A/N: Hi there! Welcome to AoD! Please, come in, don't be shy. Have a look around, and if you see something you like, let me know. :D

Disclaimer: I don't own Death Note. I only own a few OCs, sprinkles for my pancakes, and the plot.

Well, to all my past readers who have happened to look back to the first chapter, yep. I'm revising. To all my new readers, yeah, I didn't like how it flowed the first time around, but you'll never know how if flew, will you?


The Art of Drowning

Past Meets Present


England 1986


Detective Arthur Miller stepped gingerly over the mutilated corpse of a young woman. He tried not to look at her face, but in the end, he couldn't stop himself. Terrified, blank eyes regarded him unseeing. He shuddered, looking away. Arthur couldn't even breath properly. The air was thick with the smell of blood, and it was making his stomach turn uncomfortably.

He started when a flash of light briefly brightened the dim bedroom, but scolded himself almost immediately. He should have expected it. Pictures were being taken of the crime scene. The small apartment that him and his partner had been called to was crawling with CSI.

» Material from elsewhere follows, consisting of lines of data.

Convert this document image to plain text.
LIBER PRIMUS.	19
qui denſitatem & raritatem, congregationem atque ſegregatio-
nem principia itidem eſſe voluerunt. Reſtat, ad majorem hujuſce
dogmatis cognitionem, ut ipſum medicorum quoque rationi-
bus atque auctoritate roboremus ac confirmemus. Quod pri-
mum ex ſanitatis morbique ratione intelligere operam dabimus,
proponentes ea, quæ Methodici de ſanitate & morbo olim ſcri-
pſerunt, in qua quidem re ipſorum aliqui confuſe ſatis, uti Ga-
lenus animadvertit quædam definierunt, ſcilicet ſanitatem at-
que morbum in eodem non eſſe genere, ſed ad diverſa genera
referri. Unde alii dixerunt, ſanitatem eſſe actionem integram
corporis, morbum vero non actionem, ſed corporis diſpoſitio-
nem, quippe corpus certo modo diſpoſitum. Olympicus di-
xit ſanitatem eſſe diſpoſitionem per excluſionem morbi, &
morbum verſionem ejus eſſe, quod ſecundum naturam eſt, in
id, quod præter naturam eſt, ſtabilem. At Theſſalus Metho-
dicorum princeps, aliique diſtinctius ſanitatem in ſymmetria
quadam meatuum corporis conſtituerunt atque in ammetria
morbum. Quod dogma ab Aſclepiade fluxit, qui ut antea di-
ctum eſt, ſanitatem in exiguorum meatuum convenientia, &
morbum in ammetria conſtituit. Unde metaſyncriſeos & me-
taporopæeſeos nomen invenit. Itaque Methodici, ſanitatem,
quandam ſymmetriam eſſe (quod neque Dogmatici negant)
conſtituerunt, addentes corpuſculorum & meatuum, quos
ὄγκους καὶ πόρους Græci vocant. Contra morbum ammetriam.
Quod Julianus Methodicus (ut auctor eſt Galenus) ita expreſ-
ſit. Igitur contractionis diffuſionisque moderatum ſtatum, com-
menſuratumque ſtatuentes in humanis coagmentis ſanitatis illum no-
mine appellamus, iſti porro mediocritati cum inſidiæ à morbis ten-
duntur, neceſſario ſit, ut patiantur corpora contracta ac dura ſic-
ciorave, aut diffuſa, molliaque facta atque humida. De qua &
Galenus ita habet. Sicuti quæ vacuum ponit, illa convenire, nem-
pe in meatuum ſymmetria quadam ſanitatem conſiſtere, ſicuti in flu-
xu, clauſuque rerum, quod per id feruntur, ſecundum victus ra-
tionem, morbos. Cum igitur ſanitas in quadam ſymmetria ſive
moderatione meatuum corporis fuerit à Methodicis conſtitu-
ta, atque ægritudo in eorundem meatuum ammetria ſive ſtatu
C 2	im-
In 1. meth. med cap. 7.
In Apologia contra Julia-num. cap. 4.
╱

Arthur stiffened when he felt a hand on his shoulder, his mind flashing to the mutilated corpse just behind him.

"Well, hey there, Miller. I was wondering when you were going to show up."

The man must have felt Arthur's tensed muscles. His partner, Jack Byron, turned his gaze to the staring corpse behind them, and chuckled.

"Relax, Miller. Don't be so jumpy. She's dead. Not much she can do to you now," teased his partner. Arthur pursed his lips, embarrassed that he had been seen through so easily.

"Shut up, Byron," Arthur muttered, shaking off his partner's heavy hand.

"It's okay, Miller. This is your first murder scene to call on. For all intents and purposes, you're still just a rookie when it comes to this shit. I guarantee you a few more murder scenes like this, and you won't even bat an eye! Everyone eventually gets used to it," assured Byron.

But Arthur didn't want to see anymore murder scenes like this, and he sure as hell didn't want to become used to this sort of thing. It wasn't natural to look death in the eye and feel nothing.

"Have you checked out the male yet?" asked Bryon, changing the subject. The way he said it, so casual like, seemed inappropriate. It was as if he was discussing the weather.

Arthur shook his head. "If it's anything like this victim here, I don't think I want to."

Byron shook his head. "Nope, nothing like her. He's worse. He was partially decapitated. Horrible way to die, decapitation. I don't know why it was so popular among the monarchy there a few centuries ago. You'd think the aristocratic type would prefer something a bit more dignified."

"Bloody hell, Byron," muttered Arthur under his breath. Byron just shrugged him off.

Arthur was slightly unsettled at how easily Byron linked a brutal murder to the cold history of the British monarchy. Did this sort of thing honestly not affect his partner to the extent that it did Arthur? Sure, Byron had been a detective for a year or so longer than Arthur himself, but could Byron really have become so desensitized that this sort of thing didn't bother him anymore?

Arthur honestly couldn't fathom it.

"Well, at least the kid's alive," said Byron, inspecting an opened box full of cigars. "Hey, these are imported! Must have cost pretty penny."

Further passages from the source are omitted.